Tuesday, July 26, 2016

The OTHER clothes moths

This week I received reports of two insects that are sometimes confused with clothes moths or pantry pests. The brown house moth, Hofmannophila pseudospretella, is a common moth pest in the United Kingdom, but much less so in the U.S.  In a paper written in the 1950s, one researcher noted that it probably occurred in small numbers in every private home in Britain, and that few stores or warehouses in Britain were without at least a small population.  The brown house moth specimens I saw on a sticky card this week, however, were the first ones of this moth I've ever encountered in Texas.

Brown house moth on sticky card.  Head to tail, these  
small moths are between 4 and 7 mm long. 
The BHM could easily be mistaken for Indian meal moth based on size.  But wing patterns are different.  Wings are bronzy brown with dark flecks on the forewings.  It is a slow grower with about one generation per year, but capable of becoming abundant under the right conditions.  It appears to require high relative humidity of 80% or more, perhaps accounting for the fact that it is not so common in climate controlled homes here in the U.S.

The diet of BHM is varied, ranging from cereal products to wool and dead insects.  It is readily capable of developing in wheat germ, whole wheat, damaged beans, macaroni, fish meal.  When yeasts were present, it could also develop on feathers and flannel wool.
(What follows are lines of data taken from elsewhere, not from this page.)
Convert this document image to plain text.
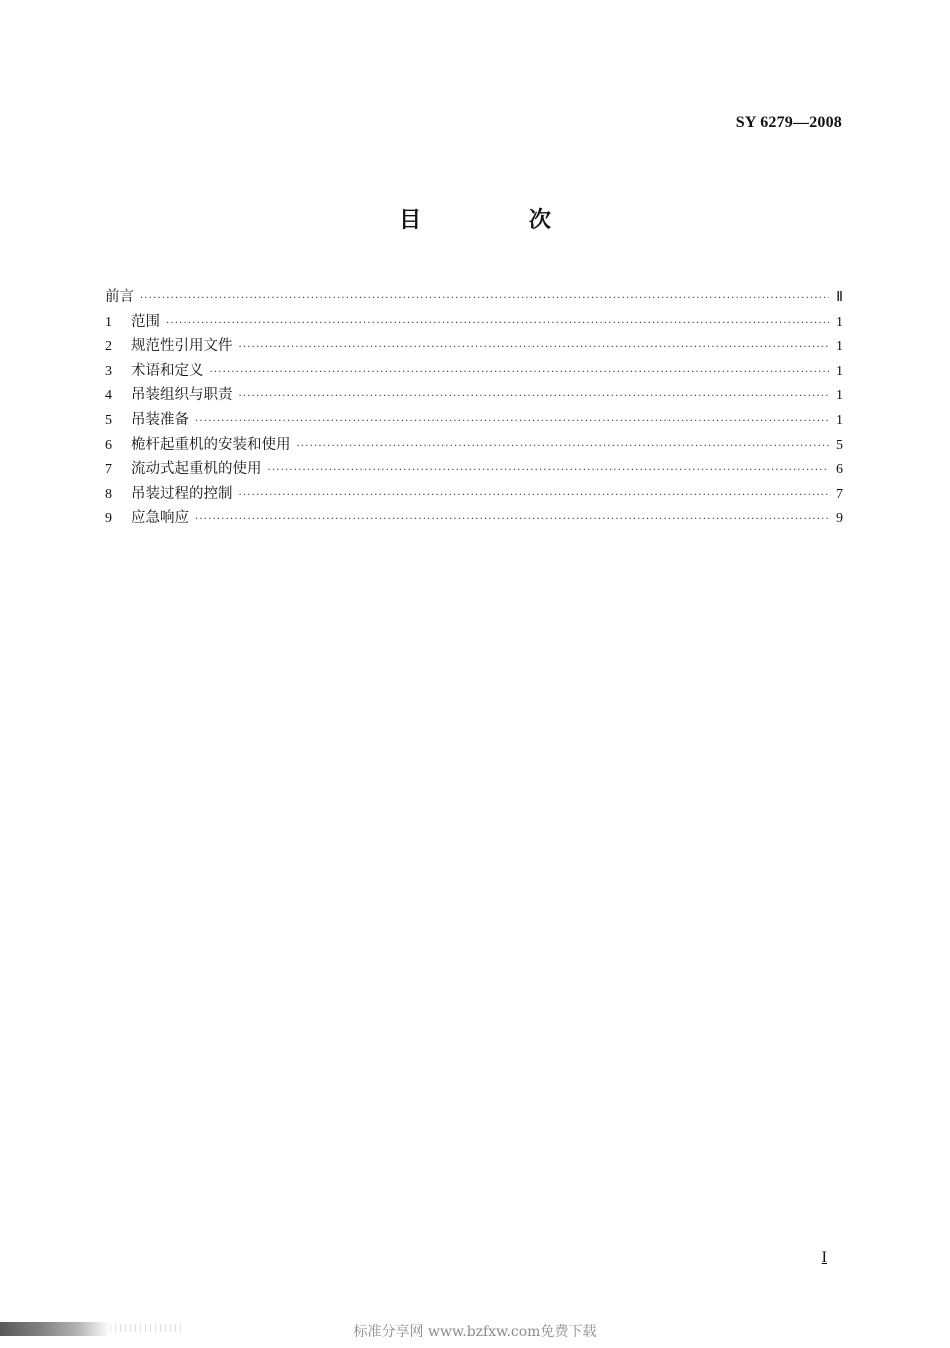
SY 6279—2008
目 次
前言 ·····	Ⅱ
1	范围 ·····	1
2	规范性引用文件 ·····	1
3	术语和定义 ·····	1
4	吊装组织与职责 ·····	1
5	吊装准备 ·····	1
6	桅杆起重机的安装和使用 ·····	5
7	流动式起重机的使用 ·····	6
8	吊装过程的控制 ·····	7
9	应急响应 ·····	9
I
标准分享网 www.bzfxw.com免费下载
Woodroofe, a British entomologist who studied the moth over 60 years ago, felt that the importance of this moth in homes was more as a fabric pest than a pest of stored grains.  If this moth is found in a home the most likely source of infestation would likely be in a basement or garage with higher humidity.  Check for pet food, woolen clothing, furs or feathers being stored under damp conditions. Also look in light fixtures with dead insect accumulations, or old bird nests in chimneys or soffits. Sticky traps may be useful in catching some of the moths for identification. If the suspected site of infestation is in an inaccessible void, consider dusting the area with Cimexa or Tri-Die, or other dessicant dust. If given a chance, these little moths can become very abundant.
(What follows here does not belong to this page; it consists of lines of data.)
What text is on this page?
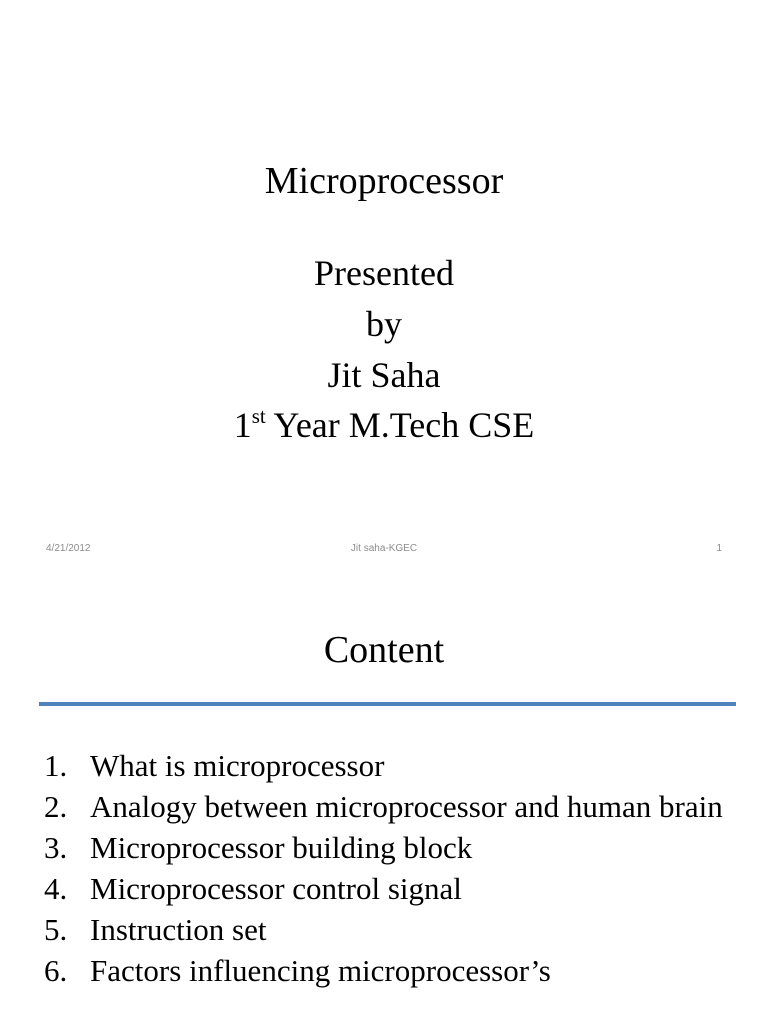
Microprocessor
Presented
by
Jit Saha
1st Year M.Tech CSE
4/21/2012	Jit saha-KGEC	1
Content
1. What is microprocessor
2. Analogy between microprocessor and human brain
3. Microprocessor building block
4. Microprocessor control signal
5. Instruction set
6. Factors influencing microprocessor’s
Household casebearer cases collected from a
home in east Texas.  Note the caterpillar head
emerging from the case on the far right, and the
flattened cases widest in the middle. Photo by
Randy Reeves.
Another interesting insect that I encounter more frequently in samples is the plaster bagworm or household casebearer, Phereoeca uterella.  A close cousin to the clothes moth, household casebearers live inside a spindle-shaped silken case.  University of Florida provides a nice article on this moth, which feeds largely on spider webs.  If that sounds like an odd thing to eat, remember that spider webs are a type of proteinaceous silk, and probably just as nourishing to a clothes moth as silk clothing made from silkworm silk.
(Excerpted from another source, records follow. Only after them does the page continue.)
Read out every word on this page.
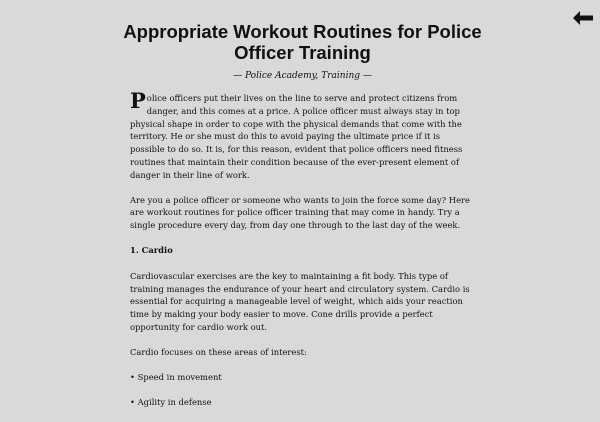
Appropriate Workout Routines for Police Officer Training
— Police Academy, Training —

Police officers put their lives on the line to serve and protect citizens from danger, and this comes at a price. A police officer must always stay in top physical shape in order to cope with the physical demands that come with the territory. He or she must do this to avoid paying the ultimate price if it is possible to do so. It is, for this reason, evident that police officers need fitness routines that maintain their condition because of the ever-present element of danger in their line of work.

Are you a police officer or someone who wants to join the force some day? Here are workout routines for police officer training that may come in handy. Try a single procedure every day, from day one through to the last day of the week.

1. Cardio

Cardiovascular exercises are the key to maintaining a fit body. This type of training manages the endurance of your heart and circulatory system. Cardio is essential for acquiring a manageable level of weight, which aids your reaction time by making your body easier to move. Cone drills provide a perfect opportunity for cardio work out.

Cardio focuses on these areas of interest:

• Speed in movement

• Agility in defense
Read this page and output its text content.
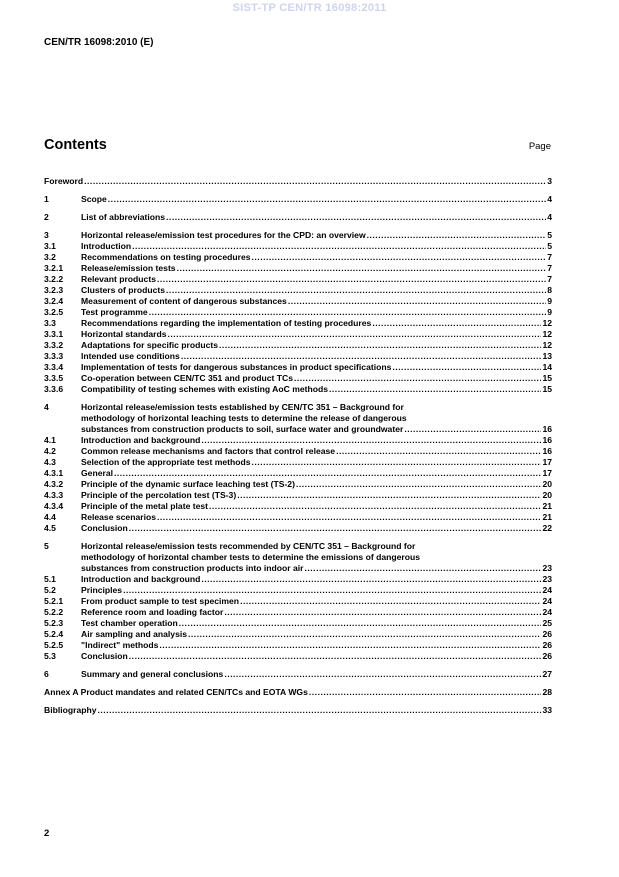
SIST-TP CEN/TR 16098:2011
CEN/TR 16098:2010 (E)
Contents	Page
Foreword .....	3
1	Scope .....	4
2	List of abbreviations .....	4
3	Horizontal release/emission test procedures for the CPD: an overview .....	5
3.1	Introduction .....	5
3.2	Recommendations on testing procedures .....	7
3.2.1	Release/emission tests .....	7
3.2.2	Relevant products .....	7
3.2.3	Clusters of products .....	8
3.2.4	Measurement of content of dangerous substances .....	9
3.2.5	Test programme .....	9
3.3	Recommendations regarding the implementation of testing procedures .....	12
3.3.1	Horizontal standards .....	12
3.3.2	Adaptations for specific products .....	12
3.3.3	Intended use conditions .....	13
3.3.4	Implementation of tests for dangerous substances in product specifications .....	14
3.3.5	Co-operation between CEN/TC 351 and product TCs .....	15
3.3.6	Compatibility of testing schemes with existing AoC methods .....	15
4	Horizontal release/emission tests established by CEN/TC 351 – Background for
methodology of horizontal leaching tests to determine the release of dangerous
substances from construction products to soil, surface water and groundwater .....	16
4.1	Introduction and background .....	16
4.2	Common release mechanisms and factors that control release .....	16
4.3	Selection of the appropriate test methods .....	17
4.3.1	General .....	17
4.3.2	Principle of the dynamic surface leaching test (TS-2) .....	20
4.3.3	Principle of the percolation test (TS-3) .....	20
4.3.4	Principle of the metal plate test .....	21
4.4	Release scenarios .....	21
4.5	Conclusion .....	22
5	Horizontal release/emission tests recommended by CEN/TC 351 – Background for
methodology of horizontal chamber tests to determine the emissions of dangerous
substances from construction products into indoor air .....	23
5.1	Introduction and background .....	23
5.2	Principles .....	24
5.2.1	From product sample to test specimen .....	24
5.2.2	Reference room and loading factor .....	24
5.2.3	Test chamber operation .....	25
5.2.4	Air sampling and analysis .....	26
5.2.5	"Indirect" methods .....	26
5.3	Conclusion .....	26
6	Summary and general conclusions .....	27
Annex A Product mandates and related CEN/TCs and EOTA WGs .....	28
Bibliography .....	33
2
Like the BHM, household casebearers thrive in higher humidity conditions.  The cases, like a silk purse, are usually flat in later life stages.  It is most likely to be confused with the casemaking clothes moth, a more frequently encountered pest; but the spindle shape, and flattened case are distinctive.  According to the Florida fact sheet these cases may be found "under spiderwebs, in bathrooms, bedrooms and garages... on wool rugs and wool carpets, hanging on curtains, or underneath buildings, hanging from subflooring, joists, sills and foundations; on the exterior of buildings in shaded places, under farm sheds, under lawn furniture, on stored farm machinery and on tree trunks."  Besides spider silk, the caterpillars have been observed to feed on wool, human hair and dead insects.

I've not heard of any infestations severe enough to require insecticide use with household casebearer. In most cases they seem to be a curiosity more than anything; but a vacuum cleaner to get rid of spider webs would be a good idea to make sure that your casebearers don't decide to nosh on something a little more valuable in the home.